Penn Biologist to Receive Blue Planet Prize
Penn biologist Daniel Janzen has been chosen to receive a 2014 Blue Planet Prize, an international environmental award sponsored by the Asahi Glass Foundation. The award announcement recognizes Janzen and Costa Rica’s Instituto Nacional de Biodiversidad for work on sustainable development, environmental education, and conservation of biodiversity.
Janzen is the DiMaura Professor of Biology. He has studied and catalogued the biodiversity of Costa Rica for more than four decades, involving local people in the research and restoration work. Together with his wife, Penn biologist Winnie Hallwachs, Janzen helped create the Área de Conservación Guanacaste, a tropical forest reserve covering 163,000 hectares in northwestern Costa Rica.
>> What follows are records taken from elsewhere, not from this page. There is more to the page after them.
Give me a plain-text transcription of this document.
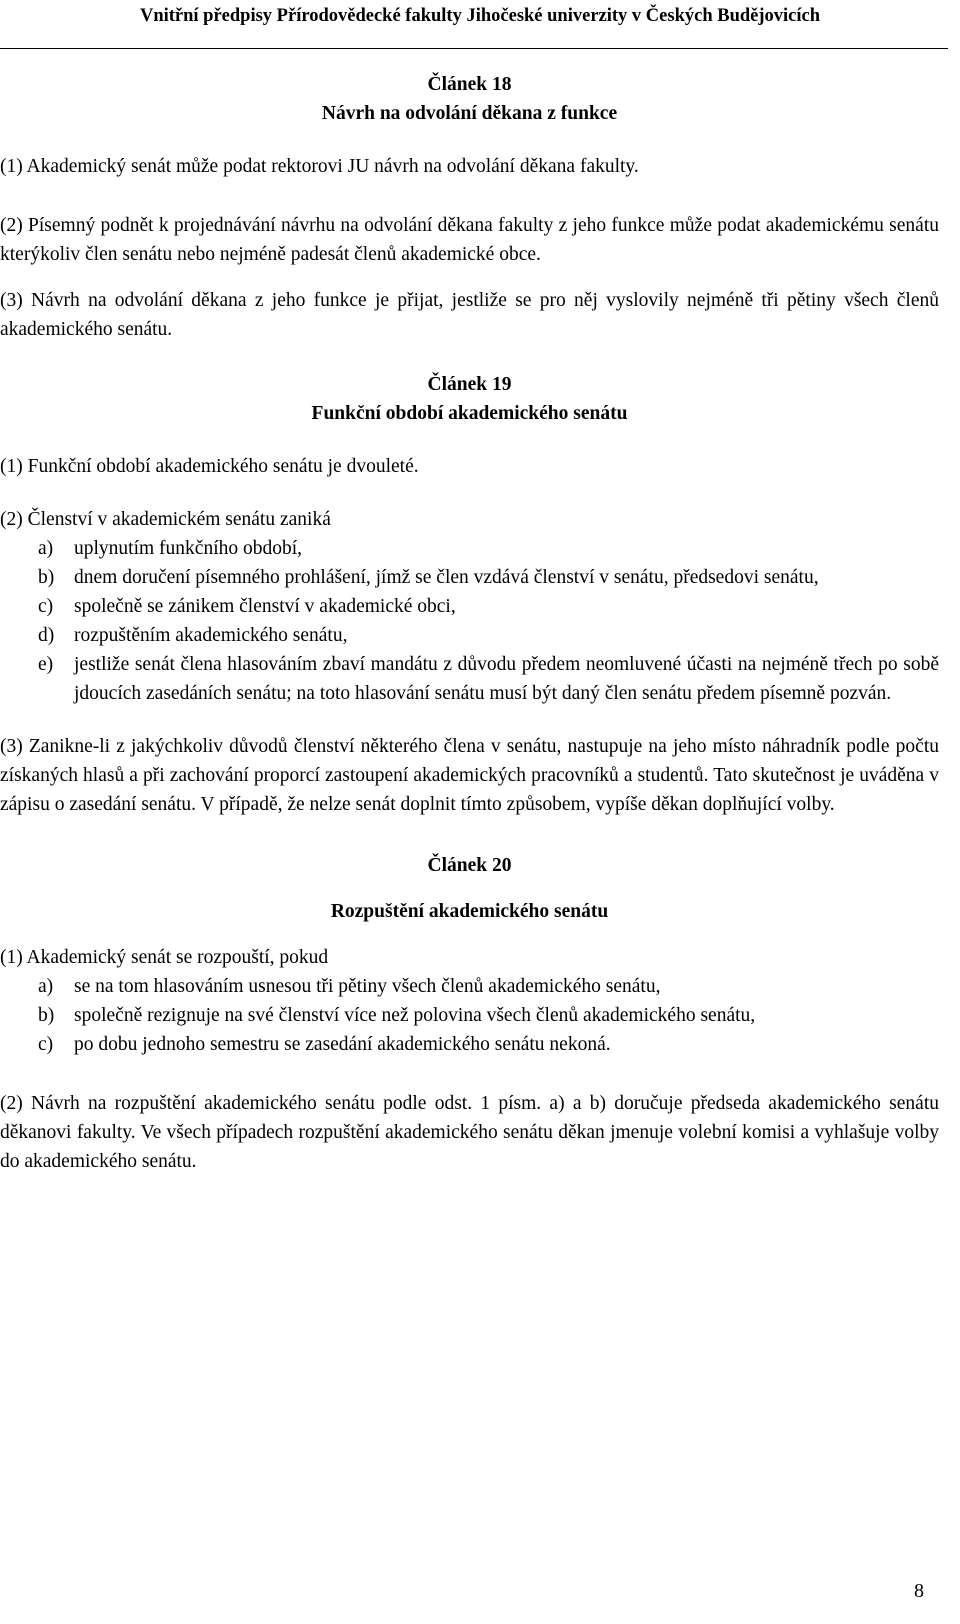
Vnitřní předpisy Přírodovědecké fakulty Jihočeské univerzity v Českých Budějovicích

Článek 18

Návrh na odvolání děkana z funkce

(1) Akademický senát může podat rektorovi JU návrh na odvolání děkana fakulty.

(2) Písemný podnět k projednávání návrhu na odvolání děkana fakulty z jeho funkce může podat akademickému senátu kterýkoliv člen senátu nebo nejméně padesát členů akademické obce.

(3) Návrh na odvolání děkana z jeho funkce je přijat, jestliže se pro něj vyslovily nejméně tři pětiny všech členů akademického senátu.

Článek 19

Funkční období akademického senátu

(1) Funkční období akademického senátu je dvouleté.

(2) Členství v akademickém senátu zaniká

a)	uplynutím funkčního období,
b)	dnem doručení písemného prohlášení, jímž se člen vzdává členství v senátu, předsedovi senátu,
c)	společně se zánikem členství v akademické obci,
d)	rozpuštěním akademického senátu,
e)	jestliže senát člena hlasováním zbaví mandátu z důvodu předem neomluvené účasti na nejméně třech po sobě jdoucích zasedáních senátu; na toto hlasování senátu musí být daný člen senátu předem písemně pozván.

(3) Zanikne-li z jakýchkoliv důvodů členství některého člena v senátu, nastupuje na jeho místo náhradník podle počtu získaných hlasů a při zachování proporcí zastoupení akademických pracovníků a studentů. Tato skutečnost je uváděna v zápisu o zasedání senátu. V případě, že nelze senát doplnit tímto způsobem, vypíše děkan doplňující volby.

Článek 20

Rozpuštění akademického senátu

(1) Akademický senát se rozpouští, pokud

a)	se na tom hlasováním usnesou tři pětiny všech členů akademického senátu,
b)	společně rezignuje na své členství více než polovina všech členů akademického senátu,
c)	po dobu jednoho semestru se zasedání akademického senátu nekoná.

(2) Návrh na rozpuštění akademického senátu podle odst. 1 písm. a) a b) doručuje předseda akademického senátu děkanovi fakulty. Ve všech případech rozpuštění akademického senátu děkan jmenuje volební komisi a vyhlašuje volby do akademického senátu.

8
Janzen’s work has earned him honors including the 2011 BBVA Foundation Frontiers of Knowledge Award in the Ecology and Conservation Biology, the 2003 John Scott Award from the City Trusts of Philadelphia, and the Kyoto Prize in Basic Biology in 1997. In 1984 Janzen received the first Crafoord Prize in biology, awarded by the Swedish Royal Academy of Sciences. He also won the Albert Einstein World Award for Science, presented by the World Cultural Council, in 2002. Janzen, a former MacArthur Fellow, joined Penn’s faculty in 1976 and has received the School’s Ira H. Abrams Memorial Award for Distinguished Teaching.
Two Blue Planet Prizes are awarded each year to individuals or organizations “that make outstanding achievements in scientific research and its application and, in so doing, help to solve global environmental problems.”
The award will be presented on November 12 at the Palace Hotel Tokyo. Commemorative lectures by the prize recipients will be given on November 13 at United Nations University in Tokyo.